イデオンに学ぶコミュニケーション 第31話『故郷は燃えて』
2014年10月19日
伝説巨神イデオンの連続視聴の第31話『故郷は燃えて』です。
イデオンでは富野監督がメモを書いて、それに合わせて脚本、絵コンテが作られるというプロセスになっています。

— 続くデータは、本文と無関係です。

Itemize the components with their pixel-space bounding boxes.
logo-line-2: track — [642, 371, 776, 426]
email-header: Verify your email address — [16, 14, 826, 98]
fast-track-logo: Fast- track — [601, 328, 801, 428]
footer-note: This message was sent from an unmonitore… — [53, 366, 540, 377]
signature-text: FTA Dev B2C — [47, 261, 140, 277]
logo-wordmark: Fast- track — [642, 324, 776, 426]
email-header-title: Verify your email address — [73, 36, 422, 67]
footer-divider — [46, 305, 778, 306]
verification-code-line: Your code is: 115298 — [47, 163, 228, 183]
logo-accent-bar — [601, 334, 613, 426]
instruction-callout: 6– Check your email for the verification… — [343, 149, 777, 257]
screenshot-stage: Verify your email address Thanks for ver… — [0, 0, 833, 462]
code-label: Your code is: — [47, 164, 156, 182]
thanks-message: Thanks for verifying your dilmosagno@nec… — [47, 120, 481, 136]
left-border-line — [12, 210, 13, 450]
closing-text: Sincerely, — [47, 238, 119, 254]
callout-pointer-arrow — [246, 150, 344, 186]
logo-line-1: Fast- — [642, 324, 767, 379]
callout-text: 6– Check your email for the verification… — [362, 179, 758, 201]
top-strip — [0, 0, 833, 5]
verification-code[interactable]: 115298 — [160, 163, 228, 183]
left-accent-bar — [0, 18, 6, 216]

この話は富野メモがなく、脚本家のオリジナルストーリーということです。
そのせいか、台詞回しが妙に古風で、洗練されていません。
作画の昆進ノ介という人も全39話中、唯一の担当でキャラクターが崩れています。
あえて言うなら、ハズレの回です。
しかし意味のある失敗作でもあります。
おそらく意図的にこの話数では手を抜いています。
この話以降、イデオンのボルテージはどんどん上がっていきます。
脚本、作画、まさに暴走するのです。
スタッフの潜在能力を発揮するための「溜め」、助走として、捨ての回が必要だったのでしょう。
作画と脚本は低調ですが、演出の滝沢敏文はこの後映画版の監督を担当する人です。
彼はこの限られたリソースの中で、イデオンの無限力の表現として「金色の発光」を生み出します。
そしてラストシーンで名曲「コスモスに君と」2番の歌詞を流し、イデオンのテーマとエモーショナルな連動を作り出します。
彼にとってこの回の演出は成長プロセスにおいて必要不可欠だったのではないでしょうか。
初放映時にはがっかりしたこの話。
今では最後の5分はまた観たいとも思えるようになりました。
<今日の学び>
あえて失敗してみよう。
勇気ある失敗は可能性を広げる。